The Municipality of Chatham-Kent talks a good game about open and transparent government, but one local resident would beg to differ with a Notice of Inquiry pending with the office of Information and Privacy Commissioner (IPC).
Local businessman John Cryderman is constantly asking the municipality for its raw budget data regarding decisions made on items like the John Bradley Centre, the Chatham Capitol Theatre and most recently the costing behind the three options for a merged fire/EMS service for Chatham-Kent.
The EMS/fire costing FOI appeal has reached the Notice of Inquiry stage, which Cryderman said is when the Ontario Privacy Commissioner finds valid reasons for the appeal.
“When anyone files an appeal, the Commissioner reviews the validity of the appeal. If the Commissioner finds that the requestor has enough evidence to take to a judicial inquiry, the case will advance,” Cryderman noted. “At this stage, the requestor becomes the appellant and the IPC takes over.”

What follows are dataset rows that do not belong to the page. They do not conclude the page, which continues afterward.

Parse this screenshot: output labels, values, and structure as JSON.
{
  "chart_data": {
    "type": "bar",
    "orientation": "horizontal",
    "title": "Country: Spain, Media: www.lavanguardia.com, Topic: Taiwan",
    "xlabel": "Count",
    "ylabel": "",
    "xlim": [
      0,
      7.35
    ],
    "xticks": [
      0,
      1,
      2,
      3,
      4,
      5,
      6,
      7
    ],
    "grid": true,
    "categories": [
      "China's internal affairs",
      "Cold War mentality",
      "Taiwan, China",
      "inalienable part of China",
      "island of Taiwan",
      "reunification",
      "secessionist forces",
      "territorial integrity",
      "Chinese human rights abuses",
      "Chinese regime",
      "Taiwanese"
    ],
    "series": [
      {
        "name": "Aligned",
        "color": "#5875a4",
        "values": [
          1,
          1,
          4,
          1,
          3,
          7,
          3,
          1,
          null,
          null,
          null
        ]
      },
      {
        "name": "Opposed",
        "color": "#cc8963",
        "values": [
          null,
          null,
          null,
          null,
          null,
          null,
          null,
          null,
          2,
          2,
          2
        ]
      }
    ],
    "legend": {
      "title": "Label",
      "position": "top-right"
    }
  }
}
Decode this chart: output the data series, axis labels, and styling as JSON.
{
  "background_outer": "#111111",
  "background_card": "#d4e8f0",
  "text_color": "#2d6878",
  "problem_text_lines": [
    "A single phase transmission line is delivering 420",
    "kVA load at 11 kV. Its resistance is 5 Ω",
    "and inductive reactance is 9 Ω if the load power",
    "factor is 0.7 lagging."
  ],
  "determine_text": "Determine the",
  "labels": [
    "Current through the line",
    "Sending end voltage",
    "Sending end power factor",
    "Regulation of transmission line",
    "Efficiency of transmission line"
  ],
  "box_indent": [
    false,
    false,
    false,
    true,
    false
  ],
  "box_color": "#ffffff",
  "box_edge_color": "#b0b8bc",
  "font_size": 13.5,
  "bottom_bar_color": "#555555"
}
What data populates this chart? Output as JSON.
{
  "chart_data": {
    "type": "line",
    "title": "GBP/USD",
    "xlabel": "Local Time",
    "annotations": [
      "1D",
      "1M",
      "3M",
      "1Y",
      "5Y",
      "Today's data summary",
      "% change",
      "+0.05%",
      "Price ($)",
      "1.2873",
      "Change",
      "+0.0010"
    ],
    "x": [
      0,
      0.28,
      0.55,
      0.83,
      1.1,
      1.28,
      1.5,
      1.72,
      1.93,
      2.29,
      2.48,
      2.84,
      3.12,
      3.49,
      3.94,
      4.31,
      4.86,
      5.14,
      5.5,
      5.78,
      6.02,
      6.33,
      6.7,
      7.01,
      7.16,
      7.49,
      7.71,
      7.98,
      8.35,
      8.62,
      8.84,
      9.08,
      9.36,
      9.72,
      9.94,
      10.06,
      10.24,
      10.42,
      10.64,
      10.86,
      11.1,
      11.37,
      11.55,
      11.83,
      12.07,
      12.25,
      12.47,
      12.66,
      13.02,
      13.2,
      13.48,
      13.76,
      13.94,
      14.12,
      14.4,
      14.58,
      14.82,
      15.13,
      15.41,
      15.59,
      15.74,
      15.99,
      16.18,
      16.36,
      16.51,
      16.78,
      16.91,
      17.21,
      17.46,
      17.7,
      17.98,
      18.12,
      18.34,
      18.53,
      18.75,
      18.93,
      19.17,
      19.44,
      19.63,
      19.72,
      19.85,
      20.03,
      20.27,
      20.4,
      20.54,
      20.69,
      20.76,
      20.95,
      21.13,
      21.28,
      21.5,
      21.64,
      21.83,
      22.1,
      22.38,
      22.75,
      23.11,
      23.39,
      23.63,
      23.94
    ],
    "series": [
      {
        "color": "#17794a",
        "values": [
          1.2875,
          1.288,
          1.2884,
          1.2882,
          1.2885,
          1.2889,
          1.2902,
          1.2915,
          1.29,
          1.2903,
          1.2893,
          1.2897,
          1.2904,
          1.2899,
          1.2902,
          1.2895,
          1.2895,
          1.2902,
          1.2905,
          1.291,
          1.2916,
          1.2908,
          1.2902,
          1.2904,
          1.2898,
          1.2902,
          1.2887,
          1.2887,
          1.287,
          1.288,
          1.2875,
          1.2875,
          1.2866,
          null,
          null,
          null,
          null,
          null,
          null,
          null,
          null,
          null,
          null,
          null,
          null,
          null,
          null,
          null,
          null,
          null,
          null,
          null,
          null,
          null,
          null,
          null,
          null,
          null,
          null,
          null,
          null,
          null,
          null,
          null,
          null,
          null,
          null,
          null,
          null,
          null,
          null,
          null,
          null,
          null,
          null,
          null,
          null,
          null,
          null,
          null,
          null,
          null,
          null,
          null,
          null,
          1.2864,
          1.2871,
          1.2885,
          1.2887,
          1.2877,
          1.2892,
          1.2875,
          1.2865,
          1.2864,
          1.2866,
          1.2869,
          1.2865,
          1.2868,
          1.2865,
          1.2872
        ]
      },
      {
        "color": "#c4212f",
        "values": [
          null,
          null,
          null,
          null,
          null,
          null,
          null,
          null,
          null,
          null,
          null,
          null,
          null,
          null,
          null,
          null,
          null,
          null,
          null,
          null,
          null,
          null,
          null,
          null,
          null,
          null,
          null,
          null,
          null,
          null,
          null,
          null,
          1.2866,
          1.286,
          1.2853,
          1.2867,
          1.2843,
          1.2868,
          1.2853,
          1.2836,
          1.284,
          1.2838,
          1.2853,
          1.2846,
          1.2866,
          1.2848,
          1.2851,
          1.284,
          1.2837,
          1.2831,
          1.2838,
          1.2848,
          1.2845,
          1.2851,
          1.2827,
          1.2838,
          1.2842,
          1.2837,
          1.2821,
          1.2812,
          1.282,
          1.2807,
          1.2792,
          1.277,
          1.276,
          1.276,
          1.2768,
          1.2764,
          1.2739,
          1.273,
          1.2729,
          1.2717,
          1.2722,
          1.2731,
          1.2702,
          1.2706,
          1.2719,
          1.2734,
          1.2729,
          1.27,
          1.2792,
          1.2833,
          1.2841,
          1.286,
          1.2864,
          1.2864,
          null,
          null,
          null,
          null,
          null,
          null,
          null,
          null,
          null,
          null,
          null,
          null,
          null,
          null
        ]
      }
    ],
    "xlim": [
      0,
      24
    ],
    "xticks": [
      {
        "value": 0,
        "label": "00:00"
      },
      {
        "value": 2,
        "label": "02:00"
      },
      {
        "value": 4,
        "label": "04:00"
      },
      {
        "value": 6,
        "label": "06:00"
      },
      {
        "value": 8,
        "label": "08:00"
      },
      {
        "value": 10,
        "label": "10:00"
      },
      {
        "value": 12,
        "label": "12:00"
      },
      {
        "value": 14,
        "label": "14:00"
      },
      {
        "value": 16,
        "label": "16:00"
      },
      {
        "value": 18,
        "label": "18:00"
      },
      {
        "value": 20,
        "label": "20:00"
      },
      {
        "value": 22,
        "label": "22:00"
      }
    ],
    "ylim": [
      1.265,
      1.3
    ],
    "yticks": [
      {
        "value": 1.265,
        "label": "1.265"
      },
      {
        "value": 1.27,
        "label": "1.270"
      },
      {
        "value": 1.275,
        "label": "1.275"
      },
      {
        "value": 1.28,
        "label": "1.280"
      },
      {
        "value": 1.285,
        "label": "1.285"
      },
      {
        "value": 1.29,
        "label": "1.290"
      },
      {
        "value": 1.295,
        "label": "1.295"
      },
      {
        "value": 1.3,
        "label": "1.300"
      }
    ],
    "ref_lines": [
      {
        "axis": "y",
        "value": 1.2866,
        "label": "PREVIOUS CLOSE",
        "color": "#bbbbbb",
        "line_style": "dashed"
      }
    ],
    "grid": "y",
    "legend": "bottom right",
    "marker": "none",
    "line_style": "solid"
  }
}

First brought to council in May, 2016 by then Fire Chief Ken Stuebing to develop a service sustainability review process (SSRP), the review gave three options (A, B and C), including one to amalgamate the Fire/EMS services under one umbrella (C). In the report to council, it was noted that “a comprehensive cost analysis” was done, however, only the final numbers were given in the public report.
Council ultimately went with option A to contract EMS services with Medavie, going against the municipal administration recommendation for a fully blended fire/EMS service, which was approximately $2 million below option A.
Cryderman, who wanted to know how the service review came up with the final numbers, asked for the costing data leading up to the numbers given in the report, data he said councilors weren’t given.
In a back and forth with the municipality, he filed an FOI request for “financial details to costings of proposals A, B and C, the three proposed alternatives to amalgamating service costs for EMS/fire, whereby the financial and projected financial details were never released to the public and to council.”
“The municipality has failed to disclose to taxpayers, information on how they reached the end results for option A, B and C, a pattern already established through the action of the city, contrary to Chatham-Kent statements that they are transparent and accountable,” Cryderman said. “Actions certainly describe otherwise.”
The municipality’s response to an appeal by Cryderman to the FOI Commissioner was a 15-page document that states they have given every piece of information that doesn’t reveal third party information (EMS), “valuable financial and labour relations information for both the municipality and Medavie,” “trade secret” information in option C, and other matters related to management of personnel.
In his appeal, Cryderman said at no time did he request a “spreadsheet,” as the municipality previously told him they don’t have information in spreadsheet form. He said his specific requests for information are interpreted by the municipality in a way they are “using as an excuse not to disclose.”
“The amount of time and resources the municipality is spending not to disclose information that is taxpayer owned; fighting a constituent, it’s a clear case they are not practicing what they preach. The public has a right to know how their tax dollars are being spent,” Cryderman stated.
He said there are five people working full or part-time on FOI requests which should be available and “cannot lawfully be kept from the public. The public owns city hall, city hall does not own the public.”
While his requests for information from the municipality can be viewed as tiresome or combative by staff or members of the public, Cryderman said he is not pitting himself against city hall; he simply wants to see them be open and accountable, and getting the best bang for the buck out of taxpayer’s money.
“I’m trying to get them to come around to work to the benefit of the public purse,” he noted.
Cryderman added that he, in the past, as an employee being paid by public dollars, “didn’t act in a manner that would have been for the best overall benefit for the taxpayer” and making up for that drives him now to push the municipality to spend dollars wisely and with full disclosure to the public.
There are many FOI requests he is currently working on, including the raw data (expenses) that make up the 2017 budget report, something he said he hasn’t been given access to in full. He also has FOIs in the works about expenses for municipal vehicles and how they are used by staff, and police financial expenses not explained in the budget.
He believes there are savings that can be found if council was actually privy to all the expenses in each department, instead of just what staff shows them, and he would like to see that used to get down to a zero per cent tax increase.